# Metallic rattling



## Jontes (Feb 14, 2015)

https://youtu.be/BnP03mrXXEw


----------



## CruzeDan (May 17, 2015)

It could be the brake lines rattling, this is a known issue and is addressed by a GM PI. It could also be the A/C lines rattling against the firewall.


----------



## Jontes (Feb 14, 2015)

I. Can also hear it while I drive like the sounds of the car bouncing off something solid like a hollow place like a garage it can be heard when the car is in motion, it can be that same thing?


----------



## Chevy Customer Care (Oct 29, 2011)

Jontes said:


> NOISE: Metallic/rattling.
> 
> WHERE: front end surrounding areas
> 
> ...


Hey Jontes,

I’m sorry to hear that you’re experiencing concerns with your Cruze and understand how frustrating this may be. Feel free to send us a private message if you would like assistance setting an appointment with your local Chevrolet dealership. Please include any questions that you may have. I’m always glad to help.

Cecil J.
Chevrolet Customer Care


----------



## Robby (Mar 1, 2013)

Jontes said:


> I. Can also hear it while I drive like the sounds of the car bouncing off something solid like a hollow place like a garage it can be heard when the car is in motion, it can be that same thing?

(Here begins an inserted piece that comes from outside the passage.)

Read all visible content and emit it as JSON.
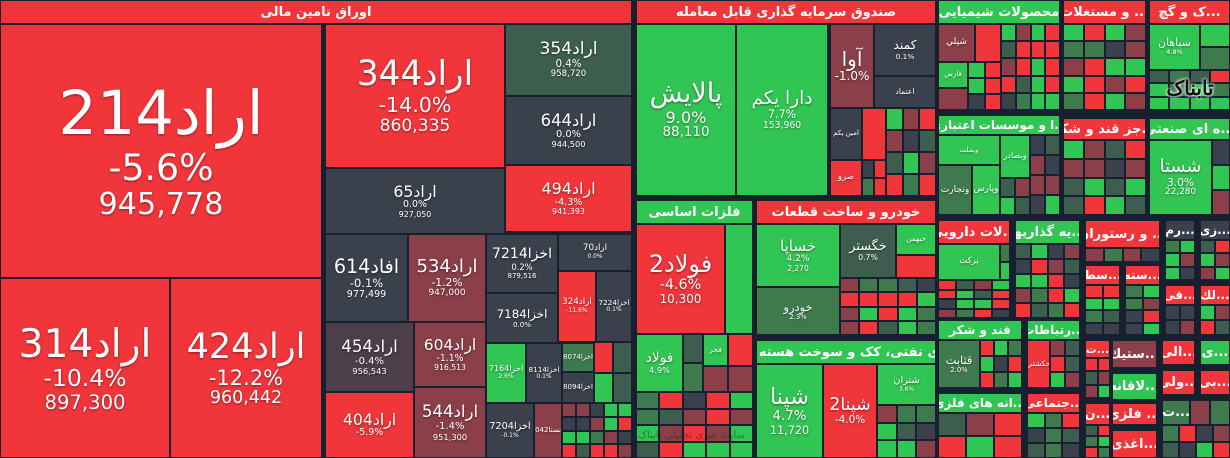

That one sounds like a exaust heat shield....loose or out of position.

Rob


----------



## Devon 2013 (Jun 4, 2020)

Jontes said:


> NOISE: Metallic/rattling.
> 
> WHERE: front end surrounding areas
> 
> ...


My car makes the same noise. Did you ever figure out what was making the rattling noise?


----------



## Amorgan5500 (Jun 18, 2020)

Devon 2013 said:


> My car makes the same noise. Did you ever figure out what was making the rattling noise?


Did you ever get a reply or figure your issue out? My 2014 Cruze is doing the same thing and it has been getting louder. I don't even use the AC.


----------